NASA is upgrading its Orion spacecraft, a deep-space capsule which may one day take men all the way to Mars, with a new silver heat shield. The metallic-based coating will protect Orion from “the harshest set of conditions yet” during its next mission.
“Orion’s thermal protection system is essential to successful future missions,” the space agency explained.
The spacecraft is set to go back to space for more than three weeks in 2018. This would be Orion’s second mission since 2014, when it successfully completed a historic four-and-a-half-hour-long, double-orbit journey. In its next return-trip to Earth, scheduled to come after a three-week space mission, Orion is expected to encounter hotter and faster conditions than on its last flight.
“While the spacecraft encountered speeds of 30,000 feet per second during Exploration Flight Test-1 and temperatures of approximately 4,000 degrees Fahrenheit, it will experience a faster return from lunar velocity of about 36,000 feet per second,” NASA said about Orion’s next flight.
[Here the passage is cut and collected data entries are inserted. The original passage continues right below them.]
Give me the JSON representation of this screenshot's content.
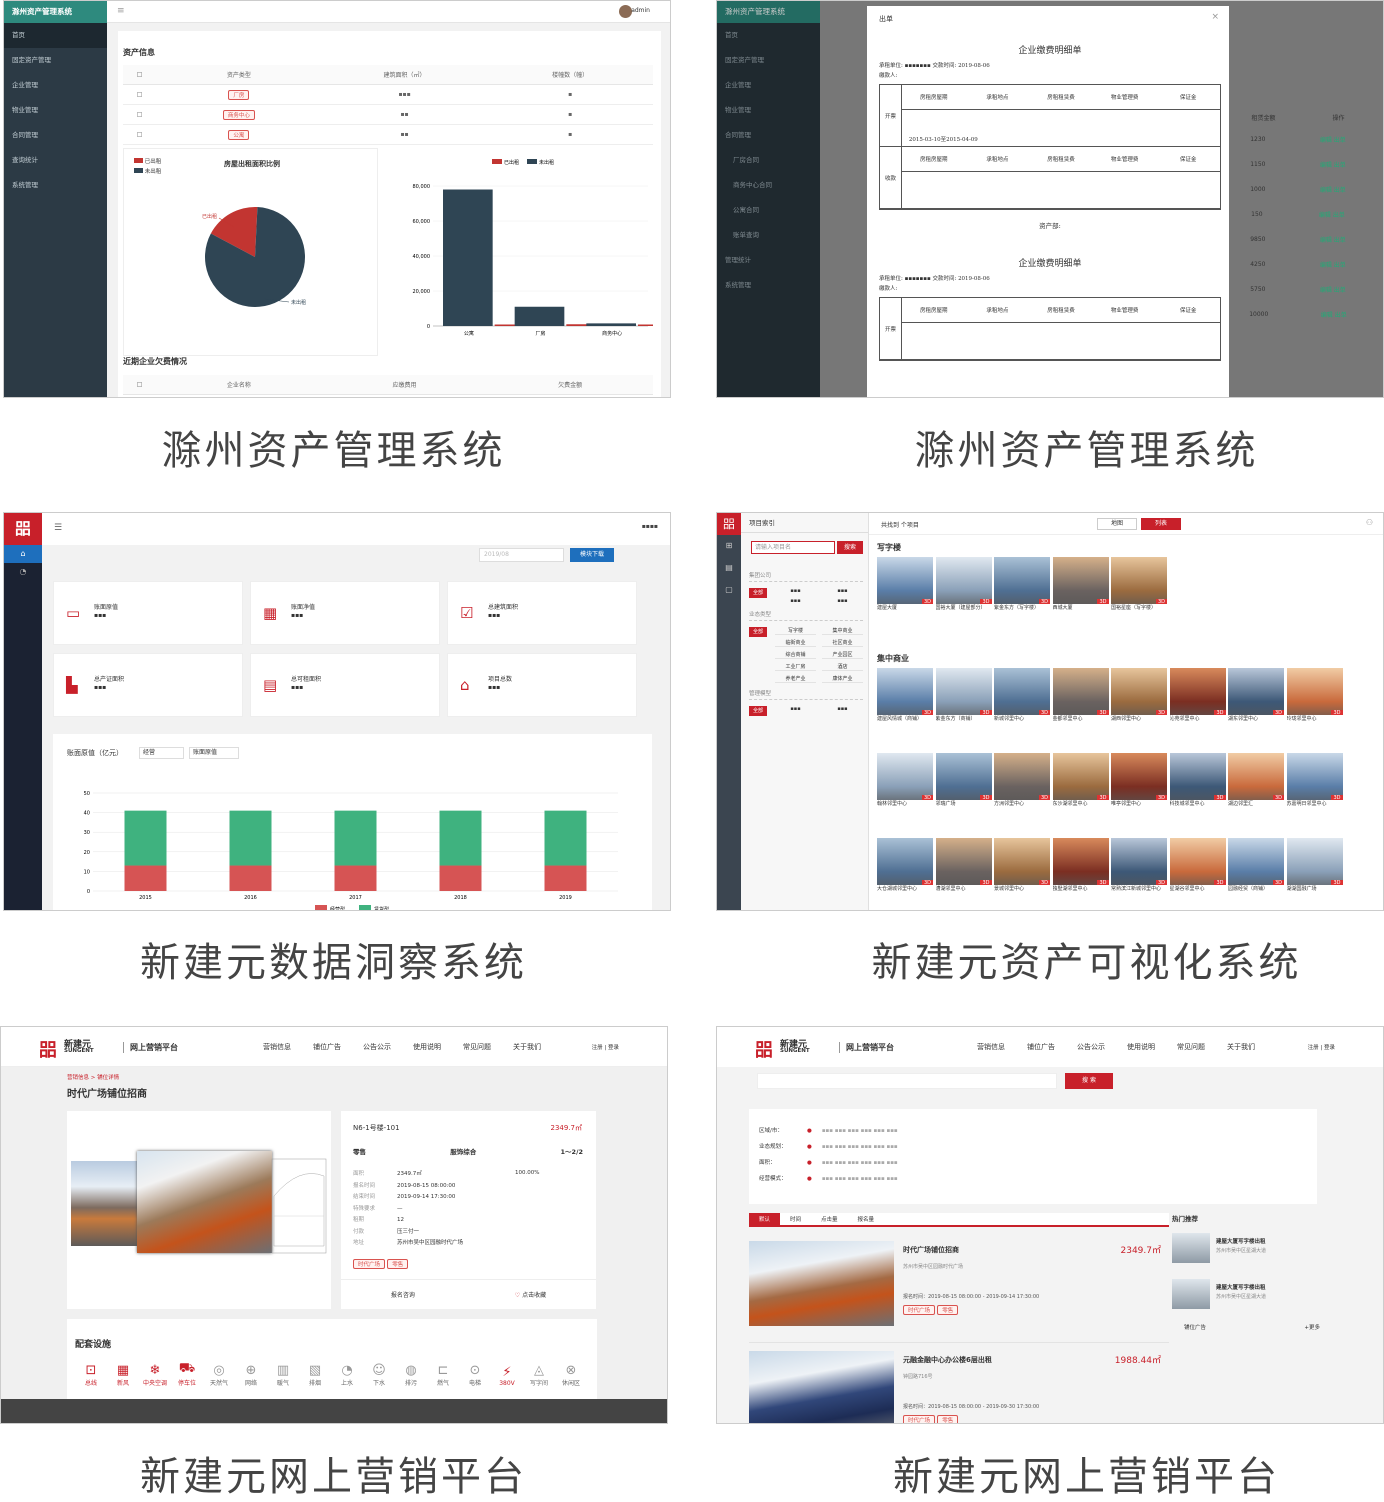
{
  "captions": [
    "滁州资产管理系统",
    "滁州资产管理系统",
    "新建元数据洞察系统",
    "新建元资产可视化系统",
    "新建元网上营销平台",
    "新建元网上营销平台"
  ],
  "s1": {
    "app_title": "滁州资产管理系统",
    "user": "admin",
    "menu": [
      "首页",
      "固定资产管理",
      "企业管理",
      "物业管理",
      "合同管理",
      "查询统计",
      "系统管理"
    ],
    "section_title": "资产信息",
    "table_headers": [
      "资产类型",
      "建筑面积（㎡）",
      "楼幢数（幢）"
    ],
    "rows": [
      {
        "type": "厂房"
      },
      {
        "type": "商务中心"
      },
      {
        "type": "公寓"
      }
    ],
    "pie_title": "房屋出租面积比例",
    "legend": [
      "已出租",
      "未出租"
    ],
    "pie_labels": [
      "已出租",
      "未出租"
    ],
    "pie_data": {
      "rented": 0.18,
      "unrented": 0.82
    },
    "bar_chart": {
      "categories": [
        "公寓",
        "厂房",
        "商务中心"
      ],
      "rented": [
        500,
        1000,
        200
      ],
      "unrented": [
        78000,
        11000,
        1500
      ],
      "yticks": [
        "0",
        "20,000",
        "40,000",
        "60,000",
        "80,000"
      ],
      "ylim": [
        0,
        80000
      ]
    },
    "debt_title": "近期企业欠费情况",
    "debt_headers": [
      "企业名称",
      "应缴费用",
      "欠费金额"
    ]
  },
  "s2": {
    "app_title": "滁州资产管理系统",
    "menu": [
      "首页",
      "固定资产管理",
      "企业管理",
      "物业管理",
      "合同管理",
      "厂房合同",
      "商务中心合同",
      "公寓合同",
      "账单查询",
      "管理统计",
      "系统管理"
    ],
    "modal_title": "出单",
    "doc_title": "企业缴费明细单",
    "unit_label": "承租单位:",
    "date_label": "交款时间:",
    "date": "2019-08-06",
    "payer_label": "缴款人:",
    "cols": [
      "房租房屋期",
      "承租地点",
      "房租租赁费",
      "物业管理费",
      "保证金"
    ],
    "row1": "开票",
    "row2": "收款",
    "period": "2015-03-10至2015-04-09",
    "sign": "资产部:",
    "right_col": [
      "租赁金额",
      "操作"
    ],
    "right_vals": [
      "1230",
      "1150",
      "1000",
      "150",
      "9850",
      "4250",
      "5750",
      "10000"
    ],
    "ops": [
      "编辑",
      "出单"
    ]
  },
  "s3": {
    "legend": [
      "经营型",
      "赁货型"
    ],
    "button": "模块下载",
    "date_input": "2019/08",
    "cards": [
      "账面原值",
      "账面净值",
      "总建筑面积",
      "总产证面积",
      "总可租面积",
      "项目总数"
    ],
    "chart_title": "账面原值（亿元）",
    "select1": "经营",
    "select2": "账面原值",
    "chart_data": {
      "type": "bar",
      "categories": [
        "2015",
        "2016",
        "2017",
        "2018",
        "2019"
      ],
      "series": [
        {
          "name": "经营型",
          "values": [
            13,
            13,
            13,
            13,
            13
          ]
        },
        {
          "name": "赁货型",
          "values": [
            28,
            28,
            28,
            28,
            28
          ]
        }
      ],
      "ylim": [
        0,
        50
      ],
      "yticks": [
        "0",
        "10",
        "20",
        "30",
        "40",
        "50"
      ]
    }
  },
  "s4": {
    "panel_title": "项目索引",
    "search_placeholder": "请输入项目名",
    "search_button": "搜索",
    "header_text": "共找到 个项目",
    "view_map": "地图",
    "view_list": "列表",
    "filter_groups": [
      {
        "label": "集团公司",
        "items": [
          "全部"
        ]
      },
      {
        "label": "业态类型",
        "items": [
          "写字楼",
          "集中商业",
          "临街商业",
          "社区商业",
          "综合商铺",
          "产业园区",
          "工业厂房",
          "酒店",
          "养老产业",
          "康体产业"
        ]
      },
      {
        "label": "管理模型",
        "items": [
          "全部"
        ]
      }
    ],
    "sections": [
      "写字楼",
      "集中商业"
    ],
    "office": [
      "建屋大厦",
      "国裕大厦（建屋部分）",
      "紫金东方（写字楼）",
      "西城大厦",
      "国裕星座（写字楼）"
    ],
    "mall": [
      "建屋风情城（商铺）",
      "紫金东方（商铺）",
      "新城邻里中心",
      "金都邻里中心",
      "湖西邻里中心",
      "沁苑邻里中心",
      "湖东邻里中心",
      "玲珑邻里中心",
      "翰林邻里中心",
      "邻瑞广场",
      "方洲邻里中心",
      "东沙湖邻里中心",
      "唯亭邻里中心",
      "科技城邻里中心",
      "湖边邻里汇",
      "苏嘉明日邻里中心",
      "大仓湖城邻里中心",
      "漕湖邻里中心",
      "景城邻里中心",
      "独墅湖邻里中心",
      "常熟滨江新城邻里中心",
      "星湖谷邻里中心",
      "园融经贸（商铺）",
      "湖湖国融广场"
    ]
  },
  "s5": {
    "brand": "新建元",
    "brand_en": "SUNGENT",
    "platform": "网上营销平台",
    "nav": [
      "营销信息",
      "铺位广告",
      "公告公示",
      "使用说明",
      "常见问题",
      "关于我们"
    ],
    "auth": "注册 | 登录",
    "breadcrumb": "营销信息 > 铺位详情",
    "title": "时代广场铺位招商",
    "unit": "N6-1号楼-101",
    "area": "2349.7㎡",
    "kv": [
      "零售",
      "服饰综合",
      "1～2/2"
    ],
    "fields": [
      {
        "k": "面积",
        "v": "2349.7㎡"
      },
      {
        "k": "报名时间",
        "v": "2019-08-15 08:00:00"
      },
      {
        "k": "结束时间",
        "v": "2019-09-14 17:30:00"
      },
      {
        "k": "特殊要求",
        "v": "—"
      },
      {
        "k": "租期",
        "v": "12"
      },
      {
        "k": "付款",
        "v": "压三付一"
      },
      {
        "k": "地址",
        "v": "苏州市吴中区园融时代广场"
      }
    ],
    "rate": "100.00%",
    "tags": [
      "时代广场",
      "零售"
    ],
    "act1": "报名咨询",
    "act2": "点击收藏",
    "facilities_title": "配套设施",
    "facilities": [
      "总线",
      "新风",
      "中央空调",
      "停车位",
      "天然气",
      "网络",
      "暖气",
      "排烟",
      "上水",
      "下水",
      "排污",
      "燃气",
      "电梯",
      "380V",
      "写字间",
      "休闲区"
    ]
  },
  "s6": {
    "brand": "新建元",
    "brand_en": "SUNGENT",
    "platform": "网上营销平台",
    "nav": [
      "营销信息",
      "铺位广告",
      "公告公示",
      "使用说明",
      "常见问题",
      "关于我们"
    ],
    "auth": "注册 | 登录",
    "search_btn": "搜 索",
    "filter_labels": [
      "区域/市：",
      "业态规划：",
      "面积：",
      "经营模式："
    ],
    "sort": [
      "默认",
      "时间",
      "点击量",
      "报名量"
    ],
    "listings": [
      {
        "title": "时代广场铺位招商",
        "area": "2349.7㎡",
        "addr": "苏州市吴中区园融时代广场",
        "time": "报名时间：2019-08-15 08:00:00 - 2019-09-14 17:30:00"
      },
      {
        "title": "元融金融中心办公楼6层出租",
        "area": "1988.44㎡",
        "addr": "钟园路716号",
        "time": "报名时间：2019-08-15 08:00:00 - 2019-09-30 17:30:00"
      }
    ],
    "hot_title": "热门推荐",
    "hot": [
      {
        "t": "建屋大厦写字楼出租",
        "s": "苏州市吴中区星湖大道"
      },
      {
        "t": "建屋大厦写字楼出租",
        "s": "苏州市吴中区星湖大道"
      }
    ],
    "ad": "铺位广告",
    "more": "+更多"
  }
}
This new silver, metallic-based thermal control coating will be crucial for future astronauts, who take Orion to return to Earth from deep space destinations. Its main purpose is to retain heat when Orion is heading to space and going through cold temperatures, and protect it from high temperatures when the spacecraft is exposed to the sun.
“You’re trying to hit this sweet spot because when you’re looking at the sun, you don’t want to get too hot, and then when you’re not looking at the sun and instead in darkness, you don’t want to lose all the heat that the spacecraft generates,” said John Kowal, NASA’s thermal protection system lead for Orion.
The upgraded protection system consists of a main heat shield and the grid of tiles known as the back shell. This time the heat shield has been constructed from about 180 blocks instead of having one monolithic outer layer.
The thermal control coating will help the back shell maintain a temperature between -150 and 550 degrees Fahrenheit (-101 and 287 degrees Centigrade).
In 2018, Orion will be sitting atop the Exploration Mission-1 (EM-1) Space Launch System rocket.
NASA plans to put astronauts on board Orion in 2021 for deep space exploration, but the primary plan is to use Orion for getting humans to asteroids and Mars by the 2030s.